Il detenuto decapitato e le ultime fughe – Passa un anno e nel 1981, nella prigione di Novara, Vallanzasca terrà ancora una volta fede alla sua fama, uccidendo un ex membro della sua banda, Massimo Loi, accusato di essere una spia. Ma la morte del compagno non sazia la sua sete di vendetta: infierisce sul cadavere fino a staccargli la testa. Il Re della Banda negherà sempre la propria responsabilità in questo macabro episodio. Nel 1983 fu accusato da alcuni pentiti di far parte della Nuova camorra organizzata. Accusa smentita dall’assoluzione nel processo in cui era coinvolto anche Enzo Tortora. Evaderà nuovamente il 18 luglio 1987,attraverso un oblò del traghetto che da Genova avrebbe dovuto portarlo al carcere di Nuoro in Sardegna. Ricercato e senza fonti di reddito, l’8 agosto 1987 verrà fermato a un posto di blocco a Grado, dopo aver soggiornato alcuni giorni nella rinomata località turistica. Tenterà l’ultima fuga, nel 1995, questa volta dal carcere di Nuoro.
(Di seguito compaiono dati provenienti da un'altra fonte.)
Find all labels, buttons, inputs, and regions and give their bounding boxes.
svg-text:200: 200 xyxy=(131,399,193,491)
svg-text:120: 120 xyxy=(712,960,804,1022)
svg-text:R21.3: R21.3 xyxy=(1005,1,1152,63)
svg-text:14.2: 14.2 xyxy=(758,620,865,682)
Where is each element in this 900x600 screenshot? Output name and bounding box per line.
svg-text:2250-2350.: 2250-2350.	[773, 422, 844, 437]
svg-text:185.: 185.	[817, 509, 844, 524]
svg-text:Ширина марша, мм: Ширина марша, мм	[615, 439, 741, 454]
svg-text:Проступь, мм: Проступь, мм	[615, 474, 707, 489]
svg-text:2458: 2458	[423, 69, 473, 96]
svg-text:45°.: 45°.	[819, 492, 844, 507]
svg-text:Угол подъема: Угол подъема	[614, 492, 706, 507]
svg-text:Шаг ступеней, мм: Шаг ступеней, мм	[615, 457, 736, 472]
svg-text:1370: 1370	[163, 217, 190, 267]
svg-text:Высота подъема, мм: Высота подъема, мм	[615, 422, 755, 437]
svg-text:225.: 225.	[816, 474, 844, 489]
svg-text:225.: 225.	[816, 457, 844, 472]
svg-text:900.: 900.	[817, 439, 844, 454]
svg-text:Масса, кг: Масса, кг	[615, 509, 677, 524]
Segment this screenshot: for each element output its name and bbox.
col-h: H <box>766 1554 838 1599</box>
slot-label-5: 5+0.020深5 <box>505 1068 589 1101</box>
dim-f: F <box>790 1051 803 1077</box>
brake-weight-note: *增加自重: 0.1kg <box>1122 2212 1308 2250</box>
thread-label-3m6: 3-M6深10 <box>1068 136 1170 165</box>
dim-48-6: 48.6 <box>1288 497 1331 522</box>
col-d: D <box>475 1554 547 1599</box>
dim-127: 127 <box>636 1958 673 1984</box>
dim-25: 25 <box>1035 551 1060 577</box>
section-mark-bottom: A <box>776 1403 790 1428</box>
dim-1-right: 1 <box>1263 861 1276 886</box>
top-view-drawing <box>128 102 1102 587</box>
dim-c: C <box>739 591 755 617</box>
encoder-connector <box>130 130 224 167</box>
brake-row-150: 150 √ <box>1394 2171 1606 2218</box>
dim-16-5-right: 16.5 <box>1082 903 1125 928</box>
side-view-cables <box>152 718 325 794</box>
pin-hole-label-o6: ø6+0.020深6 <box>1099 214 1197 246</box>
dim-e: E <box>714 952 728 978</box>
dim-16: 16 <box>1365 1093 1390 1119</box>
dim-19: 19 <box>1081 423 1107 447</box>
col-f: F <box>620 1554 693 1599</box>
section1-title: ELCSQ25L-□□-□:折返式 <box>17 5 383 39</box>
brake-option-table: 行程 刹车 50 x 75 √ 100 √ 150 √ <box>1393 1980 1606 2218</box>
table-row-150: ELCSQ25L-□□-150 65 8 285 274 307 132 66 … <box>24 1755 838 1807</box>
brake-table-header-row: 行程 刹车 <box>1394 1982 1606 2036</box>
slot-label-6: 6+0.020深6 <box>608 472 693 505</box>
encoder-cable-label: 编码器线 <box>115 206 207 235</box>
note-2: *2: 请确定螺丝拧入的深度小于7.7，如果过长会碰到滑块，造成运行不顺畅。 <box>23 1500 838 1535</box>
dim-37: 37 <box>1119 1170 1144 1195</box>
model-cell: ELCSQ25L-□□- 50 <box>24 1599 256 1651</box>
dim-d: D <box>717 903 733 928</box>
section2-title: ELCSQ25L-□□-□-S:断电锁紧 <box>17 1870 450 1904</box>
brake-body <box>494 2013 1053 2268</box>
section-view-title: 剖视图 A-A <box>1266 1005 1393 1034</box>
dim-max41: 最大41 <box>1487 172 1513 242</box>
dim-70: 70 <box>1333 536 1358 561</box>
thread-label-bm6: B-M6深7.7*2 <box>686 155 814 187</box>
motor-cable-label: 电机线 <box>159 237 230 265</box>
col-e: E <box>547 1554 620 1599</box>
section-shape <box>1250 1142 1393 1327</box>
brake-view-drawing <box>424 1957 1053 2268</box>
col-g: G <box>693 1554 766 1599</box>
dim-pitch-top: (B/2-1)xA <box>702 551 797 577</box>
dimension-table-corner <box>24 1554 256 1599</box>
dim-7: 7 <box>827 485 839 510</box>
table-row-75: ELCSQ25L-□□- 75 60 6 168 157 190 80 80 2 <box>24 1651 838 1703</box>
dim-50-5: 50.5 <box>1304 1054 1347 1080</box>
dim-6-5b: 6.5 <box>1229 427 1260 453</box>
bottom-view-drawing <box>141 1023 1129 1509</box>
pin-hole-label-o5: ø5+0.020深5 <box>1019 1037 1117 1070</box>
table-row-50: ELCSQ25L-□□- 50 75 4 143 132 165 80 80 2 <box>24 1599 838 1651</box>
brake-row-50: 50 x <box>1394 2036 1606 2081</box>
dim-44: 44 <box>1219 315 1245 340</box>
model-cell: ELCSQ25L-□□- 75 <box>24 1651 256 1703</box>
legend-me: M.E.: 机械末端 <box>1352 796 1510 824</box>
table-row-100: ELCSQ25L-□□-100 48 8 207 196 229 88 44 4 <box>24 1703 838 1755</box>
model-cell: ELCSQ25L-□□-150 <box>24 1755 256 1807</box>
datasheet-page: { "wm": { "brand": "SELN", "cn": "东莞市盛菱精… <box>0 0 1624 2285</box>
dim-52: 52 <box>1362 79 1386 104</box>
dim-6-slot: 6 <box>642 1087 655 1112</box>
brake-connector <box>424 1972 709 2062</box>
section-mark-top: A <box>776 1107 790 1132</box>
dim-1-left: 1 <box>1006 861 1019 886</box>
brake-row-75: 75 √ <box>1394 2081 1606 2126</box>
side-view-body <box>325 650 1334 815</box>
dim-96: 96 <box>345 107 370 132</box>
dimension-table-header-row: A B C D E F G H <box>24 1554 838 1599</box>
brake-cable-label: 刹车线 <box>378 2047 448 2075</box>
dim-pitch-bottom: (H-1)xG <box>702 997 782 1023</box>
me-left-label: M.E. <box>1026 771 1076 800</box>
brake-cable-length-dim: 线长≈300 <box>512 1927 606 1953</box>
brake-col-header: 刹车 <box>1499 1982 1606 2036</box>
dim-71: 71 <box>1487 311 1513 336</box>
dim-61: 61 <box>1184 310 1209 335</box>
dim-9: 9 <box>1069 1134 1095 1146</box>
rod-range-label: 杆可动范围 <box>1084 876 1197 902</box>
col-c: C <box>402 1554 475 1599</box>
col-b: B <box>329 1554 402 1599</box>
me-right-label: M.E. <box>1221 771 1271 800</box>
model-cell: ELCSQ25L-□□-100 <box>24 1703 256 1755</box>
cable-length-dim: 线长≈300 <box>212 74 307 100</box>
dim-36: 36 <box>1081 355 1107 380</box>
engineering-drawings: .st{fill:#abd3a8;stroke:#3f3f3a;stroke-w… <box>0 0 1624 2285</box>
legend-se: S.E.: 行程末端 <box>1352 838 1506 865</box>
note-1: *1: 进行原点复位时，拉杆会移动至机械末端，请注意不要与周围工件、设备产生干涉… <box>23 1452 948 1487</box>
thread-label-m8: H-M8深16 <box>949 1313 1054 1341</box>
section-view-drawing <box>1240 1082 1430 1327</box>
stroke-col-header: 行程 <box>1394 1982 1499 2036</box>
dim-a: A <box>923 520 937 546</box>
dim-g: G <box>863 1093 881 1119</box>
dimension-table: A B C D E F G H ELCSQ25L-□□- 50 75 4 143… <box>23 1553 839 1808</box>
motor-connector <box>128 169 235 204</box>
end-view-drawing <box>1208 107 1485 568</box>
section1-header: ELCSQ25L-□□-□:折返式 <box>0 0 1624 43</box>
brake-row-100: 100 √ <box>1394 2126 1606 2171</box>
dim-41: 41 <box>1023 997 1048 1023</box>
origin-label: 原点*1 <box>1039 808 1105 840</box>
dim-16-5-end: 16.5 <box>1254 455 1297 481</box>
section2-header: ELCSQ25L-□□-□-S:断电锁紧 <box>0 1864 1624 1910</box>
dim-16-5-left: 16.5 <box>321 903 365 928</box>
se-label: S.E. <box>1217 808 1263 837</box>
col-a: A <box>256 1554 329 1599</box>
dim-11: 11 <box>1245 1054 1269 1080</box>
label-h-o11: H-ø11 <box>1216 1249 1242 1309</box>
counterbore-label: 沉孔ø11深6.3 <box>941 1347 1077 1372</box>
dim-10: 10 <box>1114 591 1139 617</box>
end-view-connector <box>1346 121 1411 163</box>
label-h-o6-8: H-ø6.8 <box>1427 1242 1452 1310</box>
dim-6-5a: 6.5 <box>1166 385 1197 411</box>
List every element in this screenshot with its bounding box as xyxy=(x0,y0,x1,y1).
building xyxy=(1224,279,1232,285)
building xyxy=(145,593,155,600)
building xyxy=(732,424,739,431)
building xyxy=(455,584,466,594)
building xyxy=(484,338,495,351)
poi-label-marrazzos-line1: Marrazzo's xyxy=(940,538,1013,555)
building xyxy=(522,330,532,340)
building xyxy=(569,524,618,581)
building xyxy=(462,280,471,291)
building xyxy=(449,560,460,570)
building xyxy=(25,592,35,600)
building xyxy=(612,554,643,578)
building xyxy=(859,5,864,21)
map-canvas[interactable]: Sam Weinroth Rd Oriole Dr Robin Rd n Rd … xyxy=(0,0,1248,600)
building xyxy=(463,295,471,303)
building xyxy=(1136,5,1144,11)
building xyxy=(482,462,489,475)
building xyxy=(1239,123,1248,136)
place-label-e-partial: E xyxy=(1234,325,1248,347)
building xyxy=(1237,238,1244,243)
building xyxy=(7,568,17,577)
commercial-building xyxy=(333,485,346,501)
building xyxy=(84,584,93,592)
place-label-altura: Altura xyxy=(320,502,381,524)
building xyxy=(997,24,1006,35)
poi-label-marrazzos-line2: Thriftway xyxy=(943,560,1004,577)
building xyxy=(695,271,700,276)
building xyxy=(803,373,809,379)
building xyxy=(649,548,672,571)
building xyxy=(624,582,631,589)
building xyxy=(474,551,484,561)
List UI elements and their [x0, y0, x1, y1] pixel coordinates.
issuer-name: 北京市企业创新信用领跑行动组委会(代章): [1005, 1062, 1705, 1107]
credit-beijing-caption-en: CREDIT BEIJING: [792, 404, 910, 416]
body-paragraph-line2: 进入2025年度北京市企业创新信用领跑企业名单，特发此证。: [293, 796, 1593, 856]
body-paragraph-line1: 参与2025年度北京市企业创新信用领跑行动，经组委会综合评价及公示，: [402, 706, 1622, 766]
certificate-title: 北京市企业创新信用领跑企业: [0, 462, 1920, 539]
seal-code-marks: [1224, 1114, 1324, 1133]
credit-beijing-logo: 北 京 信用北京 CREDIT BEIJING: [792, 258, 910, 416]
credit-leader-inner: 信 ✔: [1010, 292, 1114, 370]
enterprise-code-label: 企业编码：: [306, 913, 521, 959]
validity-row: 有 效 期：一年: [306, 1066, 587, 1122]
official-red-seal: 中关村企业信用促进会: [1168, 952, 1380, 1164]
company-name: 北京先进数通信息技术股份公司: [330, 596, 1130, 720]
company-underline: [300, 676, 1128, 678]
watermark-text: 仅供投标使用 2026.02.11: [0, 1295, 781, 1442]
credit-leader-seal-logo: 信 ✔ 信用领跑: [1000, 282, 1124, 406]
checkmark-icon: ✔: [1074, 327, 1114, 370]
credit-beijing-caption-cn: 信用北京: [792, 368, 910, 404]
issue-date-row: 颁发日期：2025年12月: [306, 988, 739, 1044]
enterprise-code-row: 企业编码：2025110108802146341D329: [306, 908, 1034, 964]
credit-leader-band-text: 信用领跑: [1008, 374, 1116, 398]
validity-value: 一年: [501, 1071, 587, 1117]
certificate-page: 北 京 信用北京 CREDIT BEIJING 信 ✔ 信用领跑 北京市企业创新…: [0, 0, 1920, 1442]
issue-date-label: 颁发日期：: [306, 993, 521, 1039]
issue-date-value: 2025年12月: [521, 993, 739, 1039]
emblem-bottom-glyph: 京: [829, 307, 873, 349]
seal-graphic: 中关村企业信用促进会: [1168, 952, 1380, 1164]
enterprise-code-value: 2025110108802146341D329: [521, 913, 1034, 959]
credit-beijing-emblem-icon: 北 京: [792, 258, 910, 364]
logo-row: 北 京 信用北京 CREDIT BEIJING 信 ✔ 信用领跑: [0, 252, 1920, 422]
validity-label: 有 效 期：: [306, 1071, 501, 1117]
Il commento di Prezzolini – Renato Vallanzasca non è stato solo un criminale. Le sue azioni, ardite e spericolate, hanno assunto nel tempo un valore particolare, iscrivendosi in un romanzo popolare e avvincente. Come ha teorizzato il giornalista e scrittore Giuseppe Prezzolini, i briganti hannno sempre avuto un posto particolare nel nostro immaginario collettivo: «Gli Italiani hanno idealizzato il brigante. Per loro il brigante è il prodotto dell’ingiustizia, Non esiste quasi epoca della storia italiana né regione italiana che non abbia avuto i propri fuorilegge, sempre benvoluti. Questi banditi erano, in generale, tipi rozzi, ignoranti, in alcuni casi sciocchi e pazzi, spesso crudeli e non di rado codardi. Ma le masse italiane dei poveri e dei diseredati, in specie dei contadini, li hanno idolatrati e hanno amato teneramente il brigante perché ha il coraggio di tagliare i ponti con le ipocrisie sociali e non accetta la legge del ricco e del potente […]».